Greek Life in College

While I was an undergrad at Stanford (Class of 2018), I was a member of the Kappa Sigma fraternity. Currently, Stanford administrators are considering disbanding Greek life at the University. Kappa Sigma alumni are being called to advocate for benefits of having Greek life on campus. Although I have no regrets about my college experience and met some of my closest friends through Kappa Sigma, I personally think ending Greek life would actually have a positive impact on Stanford’s culture. The fundamental reason for this is regarding the potentially dangerous levels of substance abuse that takes place in these communities. 

Ever since graduating from college in 2018, I have been wrestling with addiction to both drugs and alcohol. I spent much of 2019 in an inpatient program and continue to attend AA meetings today. Despite these efforts, I am still wrestling with addiction on a daily basis. Although it would likely be ill-informed to blame my current struggles on my experience of being in a fraternity, it certainly isn’t a far-fetched hypothesis.
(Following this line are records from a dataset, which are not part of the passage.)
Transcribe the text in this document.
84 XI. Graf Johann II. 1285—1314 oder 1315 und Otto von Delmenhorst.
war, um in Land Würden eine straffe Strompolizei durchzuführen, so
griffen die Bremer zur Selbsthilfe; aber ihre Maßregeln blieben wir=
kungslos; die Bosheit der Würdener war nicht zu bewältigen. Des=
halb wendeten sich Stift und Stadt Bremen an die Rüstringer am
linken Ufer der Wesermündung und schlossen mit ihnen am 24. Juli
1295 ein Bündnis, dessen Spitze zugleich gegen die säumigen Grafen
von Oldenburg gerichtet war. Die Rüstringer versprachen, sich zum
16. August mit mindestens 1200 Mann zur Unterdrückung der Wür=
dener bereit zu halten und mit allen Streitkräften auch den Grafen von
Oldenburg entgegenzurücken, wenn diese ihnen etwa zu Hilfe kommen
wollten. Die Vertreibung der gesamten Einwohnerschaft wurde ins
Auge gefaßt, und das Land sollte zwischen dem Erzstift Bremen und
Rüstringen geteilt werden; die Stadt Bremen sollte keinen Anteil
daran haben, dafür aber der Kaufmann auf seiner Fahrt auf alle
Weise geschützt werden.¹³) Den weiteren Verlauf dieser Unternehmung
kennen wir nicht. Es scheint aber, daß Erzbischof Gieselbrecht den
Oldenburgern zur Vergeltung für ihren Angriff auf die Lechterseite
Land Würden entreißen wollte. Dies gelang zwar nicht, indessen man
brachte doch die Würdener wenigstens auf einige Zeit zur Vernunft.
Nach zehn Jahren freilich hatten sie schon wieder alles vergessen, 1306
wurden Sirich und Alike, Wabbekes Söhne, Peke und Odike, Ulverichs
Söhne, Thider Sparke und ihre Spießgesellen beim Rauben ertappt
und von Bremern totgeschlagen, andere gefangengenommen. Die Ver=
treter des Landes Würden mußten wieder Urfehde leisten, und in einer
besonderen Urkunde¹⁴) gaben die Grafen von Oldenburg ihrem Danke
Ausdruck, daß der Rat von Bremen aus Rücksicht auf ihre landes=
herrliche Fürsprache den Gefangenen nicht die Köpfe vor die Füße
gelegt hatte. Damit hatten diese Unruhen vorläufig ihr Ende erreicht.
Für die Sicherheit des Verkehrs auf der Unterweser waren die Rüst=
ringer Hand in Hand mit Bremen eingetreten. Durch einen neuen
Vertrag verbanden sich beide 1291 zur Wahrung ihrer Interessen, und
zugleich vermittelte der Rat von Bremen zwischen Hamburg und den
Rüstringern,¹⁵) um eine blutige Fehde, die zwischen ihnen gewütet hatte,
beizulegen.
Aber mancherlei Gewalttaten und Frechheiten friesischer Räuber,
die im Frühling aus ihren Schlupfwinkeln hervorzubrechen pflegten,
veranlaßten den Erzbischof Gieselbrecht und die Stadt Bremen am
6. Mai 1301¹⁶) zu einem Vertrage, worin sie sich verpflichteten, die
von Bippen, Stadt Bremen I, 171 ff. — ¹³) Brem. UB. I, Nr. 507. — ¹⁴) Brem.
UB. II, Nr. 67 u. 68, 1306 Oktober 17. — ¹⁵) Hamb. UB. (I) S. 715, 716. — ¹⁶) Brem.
Through pledging and living in the house, my consumption of drugs and alcohol skyrocketed. I was regularly talked out of studying by my peers in order to drink or get high. Although drinking and doing drugs regularly (most nights of the week) was ultimately my decision, fraternity culture uniquely encourages this type of lifestyle (or at least it did in the fraternity I was involved in). 

Stanford recently published some studies about substance abuse on campus and the impact that being in Greek organizations had on that. I’ve included some interesting screenshots here:

Across the board, there is a positive correlation between consumption of mind-altering substances and being in a Greek organization. This should not come as a surprise to anyone who has ever stepped foot in a fraternity house. Although partying with drugs and alcohol is considered part of the typical American college experience, it has negative repercussions that I am unfortunately dealing with today. Again, I shouldn’t blame my current problems on the fact that I was in a fraternity; however, being in one provided an environment where my addiction could be comfortably enabled. If Stanford seeks to minimize the potential dangers of substance abuse (namely addiction and hospitalization), ending the presence of Greek life on campus isn’t such a bad idea. 

Are there positive aspects to Greek life? Certainly. The community that forms in these organizations is undeniable. I met many friends that I care about deeply to this day and that care about me deeply as well. However, I can’t help but wonder what my college community would have looked like had it not formed on the basis of being party-loving males who enjoy consuming drugs and alcohol. What if my community had formed on the basis of my unique academic interests? Or perhaps a shared professional interest? Maybe a shared extracurricular passion? There’s no way of knowing for sure; however, it doesn’t seem too far-fetched to think my net consumption of drugs and alcohol would have decreased.